Another change establishes a deadline to report transmission outages prior to the auctions to more accurately estimate transmission capacity available for CRR purchases.
The CRR auctions have been highly profitable for financial interests, leading to heavy debate and questioning of CAISO’s logic. That debate continued Thursday, with the broadest consensus being that the board-approved changes, which will be submitted for FERC approval, only partially addressed the situation. The ISO says further alterations to the CRR process are in the pipeline.
“This is a serious issue that has to be fixed,” Chairman David Olsen said as the board unanimously approved the proposal.
Governor Ashutosh Bhagwat said that without voluntary sellers, “it’s not a real market,” and he asked whether CRRs could be handled through bilateral transactions.
“These are not voluntary sellers,” he said of CRRs, “and it’s not working.”
There had been much discussion during development of the proposal over whether it would overly limit legitimate hedging activity. (See CAISO Urged to Take Slower CRR Approach.)
During Thursday’s discussion, CAISO CEO Steve Berberich responded to the criticism by saying that CRRs are a valid market tool. But “this is a watershed moment for this organization to send a message … and that is, we agree the current situation has to change,” he said.
By the Monitor’s calculations, the CRR auction has had a $750 million deficiency for retail ratepayers, and annual deficiencies will grow in 2018 under the current structure. The Monitor did not support the changes and said the auction should be based on “willing buyers and sellers” and that more fundamental flaws should be addressed.
CAISO Approves Bidding Rule Changes
The board also approved CAISO’s Commitment Cost and Default Energy Bid Enhancements (CCDEBE), another contentious proposal that is opposed by some investor-owned utilities.
The proposal replaces a static commitment cost bid cap with a local market power mitigation test, which identifies whether a resource needs to be committed to relieve a transmission overload or other constraints. The ISO will only mitigate bids when a generator fails the test.

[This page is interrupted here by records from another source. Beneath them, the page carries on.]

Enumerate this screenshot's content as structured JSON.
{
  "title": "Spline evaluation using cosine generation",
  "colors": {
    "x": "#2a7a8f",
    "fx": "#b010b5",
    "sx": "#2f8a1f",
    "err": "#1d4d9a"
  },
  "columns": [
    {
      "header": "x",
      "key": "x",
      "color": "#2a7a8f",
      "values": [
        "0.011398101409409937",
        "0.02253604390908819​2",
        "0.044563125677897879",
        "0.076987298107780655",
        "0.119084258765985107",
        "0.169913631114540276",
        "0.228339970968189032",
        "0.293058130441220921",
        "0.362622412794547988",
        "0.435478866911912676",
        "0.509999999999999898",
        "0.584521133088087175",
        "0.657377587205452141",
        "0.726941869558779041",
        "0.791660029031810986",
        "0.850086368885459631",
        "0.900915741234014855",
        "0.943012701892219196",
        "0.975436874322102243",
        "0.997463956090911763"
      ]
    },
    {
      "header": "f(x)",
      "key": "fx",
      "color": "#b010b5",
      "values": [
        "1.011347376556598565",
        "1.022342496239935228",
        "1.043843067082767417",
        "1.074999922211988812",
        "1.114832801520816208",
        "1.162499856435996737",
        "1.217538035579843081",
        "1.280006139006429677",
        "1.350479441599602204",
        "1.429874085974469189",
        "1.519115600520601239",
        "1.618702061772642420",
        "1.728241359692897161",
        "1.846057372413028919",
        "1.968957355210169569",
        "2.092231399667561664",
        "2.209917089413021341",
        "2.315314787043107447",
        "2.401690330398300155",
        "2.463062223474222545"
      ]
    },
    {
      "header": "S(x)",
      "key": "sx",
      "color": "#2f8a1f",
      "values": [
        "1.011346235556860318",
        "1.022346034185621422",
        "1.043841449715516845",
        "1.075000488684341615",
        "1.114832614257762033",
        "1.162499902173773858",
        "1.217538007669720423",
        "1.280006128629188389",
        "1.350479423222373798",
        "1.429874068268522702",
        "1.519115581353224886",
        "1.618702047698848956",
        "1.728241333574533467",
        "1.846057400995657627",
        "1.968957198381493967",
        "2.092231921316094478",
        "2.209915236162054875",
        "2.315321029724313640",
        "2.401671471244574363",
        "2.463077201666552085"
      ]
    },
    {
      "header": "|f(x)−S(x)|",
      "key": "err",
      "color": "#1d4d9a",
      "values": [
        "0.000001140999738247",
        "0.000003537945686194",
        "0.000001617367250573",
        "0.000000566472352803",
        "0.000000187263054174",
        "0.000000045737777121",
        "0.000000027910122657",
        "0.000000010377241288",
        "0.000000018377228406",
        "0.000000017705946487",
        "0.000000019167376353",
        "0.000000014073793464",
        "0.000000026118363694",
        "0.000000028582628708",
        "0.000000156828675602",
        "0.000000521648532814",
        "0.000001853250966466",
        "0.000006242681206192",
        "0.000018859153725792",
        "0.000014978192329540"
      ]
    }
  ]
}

The Energy Imbalance Market (EIM) Governing Body earlier this month gave advisory approval of the changes, subject to a condition that staff brief it and the CAISO board at the 12-month point following implementation of the changes. (See EIM Governing Body Approves CAISO Bidding Flexibility.) The ISO has been developing the proposal since last year to address what is said to be inadequate cost recovery for generators.
Under the current rules, bids are capped at the generator’s reference level, which is determined by multiplying costs — based on published natural gas price indices — by 125%.
CAISO recently adjusted the proposal by lowering the proposed multiplier for the first 18-month period after implementation to 150% from 200%. The ISO plans to phase in commitment cost bidding flexibility, first raising the commitment cost multiplier to 150% for the first 18 months, and then increasing it to 300% if no issues arise.
Pacific Gas and Electric wants CAISO to maintain the existing 125% cap, saying CCDEBE will have limited benefits. NRG Energy said the proposed caps are too low.
Board Approves Transmission Plan
The board on Thursday also approved the ISO’s 2017-2018 transmission plan, which cuts $2.7 billion from previously approved projects. The plan outlines the proposed design and construction of 17 new projects costing about $271 million. It recommends cancellation of 18 projects and revises 21 others in PG&E’s service area, and two in the San Diego Gas & Electric territory.
The main reasons for the reductions were changing load forecasts, energy efficiency improvements and increased residential rooftop solar systems. (See CAISO Recommends $2.7 Billion Tx Spending Cut.)
The approval will be used to launch the next planning phase, as it is plugged into the California Public Utilities Commission transmission procurement plan for utilities. The process will determine eligibility for incentive rate cost recovery from FERC by virtue of being part of a state plan.